魂の集積場とは、その名の通り魂が下界で死んだ魂が一旦集まるところであり、天国とは罪人認定されなかった人々の魂が行く場所である。天国に送られた魂は富樫圭悟達のように実体化せずただ転生する日までそこに記録されるだけだ。
彼らは一旦、罪人も善人もどちらも実体化させないことにした。これにより天界に実体化している人間の数は今いる以上にはならない。つまり、天使たちの契約相手を新しく生み出さないようにしたのだ。
「これで最後ですね」
「そうだな」
天使とその契約者は彼らによって残り1組までに減っていた。
あらゆる攻撃が聞かないという力を持っていれば、この破竹の進撃も当然のものかもしれない。
「お前はまだ許されないのか? 富樫圭悟」
「許してくれませんね、僕は」
「しかし、最後の相手は縋木徒紫乃だぞ」
「ですから、新生地獄は自殺についてもう少しよく考えて判断して下さいね」
そんな会話の最中、彼女は降りてきた。
「圭悟さん……」
「徒紫乃さん、貴女はやはり"地獄"には反対なんですか?」
「……はい」
「なら……戦うしかないです」
富樫圭悟は錆びた剣を構えた。
「行きますよ」
そう言って富樫圭悟は縋木徒紫乃の許まで駆け寄る。その走りから警戒心は微塵に感じられない。
いわば無敵といっても過言ではない力を持っているのだから当然といったら当然ではある。

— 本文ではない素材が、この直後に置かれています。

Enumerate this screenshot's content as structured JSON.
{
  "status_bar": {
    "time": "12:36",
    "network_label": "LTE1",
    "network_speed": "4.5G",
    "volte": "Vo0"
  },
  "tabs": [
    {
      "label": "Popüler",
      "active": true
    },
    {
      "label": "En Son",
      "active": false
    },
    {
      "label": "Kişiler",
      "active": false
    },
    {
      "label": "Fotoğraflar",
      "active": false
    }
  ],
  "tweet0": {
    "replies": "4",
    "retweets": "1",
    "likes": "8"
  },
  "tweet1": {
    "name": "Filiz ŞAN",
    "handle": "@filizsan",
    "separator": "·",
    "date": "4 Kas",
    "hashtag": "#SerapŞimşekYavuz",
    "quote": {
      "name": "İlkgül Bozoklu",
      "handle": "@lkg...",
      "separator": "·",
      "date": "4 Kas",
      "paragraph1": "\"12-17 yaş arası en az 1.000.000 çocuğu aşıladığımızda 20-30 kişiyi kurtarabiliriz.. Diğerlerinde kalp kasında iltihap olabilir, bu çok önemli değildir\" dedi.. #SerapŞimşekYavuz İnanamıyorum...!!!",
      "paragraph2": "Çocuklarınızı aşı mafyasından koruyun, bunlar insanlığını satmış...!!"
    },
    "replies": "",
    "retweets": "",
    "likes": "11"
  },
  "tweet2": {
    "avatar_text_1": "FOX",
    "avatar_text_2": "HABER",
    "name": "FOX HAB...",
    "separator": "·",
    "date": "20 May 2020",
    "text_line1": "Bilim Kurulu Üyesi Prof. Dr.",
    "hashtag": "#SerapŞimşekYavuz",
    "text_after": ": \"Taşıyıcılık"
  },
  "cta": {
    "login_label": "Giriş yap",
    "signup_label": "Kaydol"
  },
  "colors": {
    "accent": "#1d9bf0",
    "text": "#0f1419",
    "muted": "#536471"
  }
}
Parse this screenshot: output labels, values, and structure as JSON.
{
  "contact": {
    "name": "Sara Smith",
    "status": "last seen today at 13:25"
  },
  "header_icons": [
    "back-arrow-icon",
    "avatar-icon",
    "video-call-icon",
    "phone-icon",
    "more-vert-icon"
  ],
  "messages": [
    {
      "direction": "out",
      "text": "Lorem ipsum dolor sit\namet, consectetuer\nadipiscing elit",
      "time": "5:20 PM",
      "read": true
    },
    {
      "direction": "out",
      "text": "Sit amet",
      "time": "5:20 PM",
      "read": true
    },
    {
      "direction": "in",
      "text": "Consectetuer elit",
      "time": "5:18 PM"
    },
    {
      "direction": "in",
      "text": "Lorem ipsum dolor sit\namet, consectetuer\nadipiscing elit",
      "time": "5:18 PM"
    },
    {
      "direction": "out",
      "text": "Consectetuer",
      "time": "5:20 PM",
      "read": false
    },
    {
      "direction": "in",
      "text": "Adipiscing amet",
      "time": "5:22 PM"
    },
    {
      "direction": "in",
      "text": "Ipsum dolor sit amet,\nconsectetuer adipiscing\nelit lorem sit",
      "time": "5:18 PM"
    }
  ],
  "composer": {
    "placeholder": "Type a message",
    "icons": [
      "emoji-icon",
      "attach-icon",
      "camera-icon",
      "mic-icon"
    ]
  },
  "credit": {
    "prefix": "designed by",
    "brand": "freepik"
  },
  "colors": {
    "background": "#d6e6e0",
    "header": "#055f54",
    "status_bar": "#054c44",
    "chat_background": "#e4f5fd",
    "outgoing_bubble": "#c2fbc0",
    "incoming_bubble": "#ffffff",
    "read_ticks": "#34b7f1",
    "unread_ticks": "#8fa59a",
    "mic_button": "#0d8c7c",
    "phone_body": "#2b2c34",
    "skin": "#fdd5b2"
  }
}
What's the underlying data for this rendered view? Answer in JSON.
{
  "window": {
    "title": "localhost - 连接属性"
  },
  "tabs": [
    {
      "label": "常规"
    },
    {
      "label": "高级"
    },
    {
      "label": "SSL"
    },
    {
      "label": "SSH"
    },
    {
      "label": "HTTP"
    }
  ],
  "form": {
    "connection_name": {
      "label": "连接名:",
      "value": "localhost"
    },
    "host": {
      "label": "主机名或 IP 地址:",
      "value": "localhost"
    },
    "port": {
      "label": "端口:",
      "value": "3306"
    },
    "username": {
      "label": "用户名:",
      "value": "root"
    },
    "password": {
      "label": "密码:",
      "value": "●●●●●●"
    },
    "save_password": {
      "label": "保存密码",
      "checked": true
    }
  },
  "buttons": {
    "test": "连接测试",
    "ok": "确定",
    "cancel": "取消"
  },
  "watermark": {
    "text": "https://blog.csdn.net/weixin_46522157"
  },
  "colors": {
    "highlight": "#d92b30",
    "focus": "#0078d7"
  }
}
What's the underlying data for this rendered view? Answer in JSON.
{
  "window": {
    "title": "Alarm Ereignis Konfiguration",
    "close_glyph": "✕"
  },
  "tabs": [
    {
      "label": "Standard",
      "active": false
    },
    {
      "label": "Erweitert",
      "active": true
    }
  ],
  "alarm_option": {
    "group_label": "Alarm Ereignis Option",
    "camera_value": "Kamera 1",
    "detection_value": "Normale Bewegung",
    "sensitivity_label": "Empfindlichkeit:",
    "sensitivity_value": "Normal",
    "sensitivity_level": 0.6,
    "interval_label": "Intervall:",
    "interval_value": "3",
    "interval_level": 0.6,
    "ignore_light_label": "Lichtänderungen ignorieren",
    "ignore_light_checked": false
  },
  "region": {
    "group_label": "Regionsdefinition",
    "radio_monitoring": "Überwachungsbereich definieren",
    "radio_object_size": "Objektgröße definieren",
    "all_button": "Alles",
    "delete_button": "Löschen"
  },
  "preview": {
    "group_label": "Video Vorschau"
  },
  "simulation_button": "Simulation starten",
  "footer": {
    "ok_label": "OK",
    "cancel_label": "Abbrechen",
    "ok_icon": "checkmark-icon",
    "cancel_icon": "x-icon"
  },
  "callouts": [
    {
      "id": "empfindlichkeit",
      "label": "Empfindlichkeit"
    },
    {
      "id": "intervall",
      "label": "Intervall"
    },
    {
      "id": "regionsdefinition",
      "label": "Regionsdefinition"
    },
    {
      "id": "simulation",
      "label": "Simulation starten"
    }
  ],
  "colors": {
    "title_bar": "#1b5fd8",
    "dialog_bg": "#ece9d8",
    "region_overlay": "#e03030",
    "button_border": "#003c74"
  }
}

縋木徒紫乃は静かに大鎌を振り上げ、向かってくる富樫圭悟の胴へ向けて横に薙ぎ払う。リーチの差で、先に切っ先が接触してしまったのは富樫圭悟である。
しかし、彼はその力故に回避行動をとらない。
これが間違いだった。
どしゅっと音を立てて富樫圭悟の胴が真っ二つになる。
富樫圭悟がまず最初に感じたことは、痛みではなく、何故という疑問だった。
何故切られたのか。
結局、力とは意志に大きく左右される。
富樫圭悟は特に何を意識することなく無敵の力を纏っている。それに対して縋木徒紫乃は自分の力を理解し、解釈した。
何でも切り裂けるのなら外界からの干渉を受けない彼すらも切り裂けるのではないかと。
縋木徒紫乃は解釈し、力の精度を上げた。富樫圭悟は自分の力を特に解釈することなく使っていた。その差である。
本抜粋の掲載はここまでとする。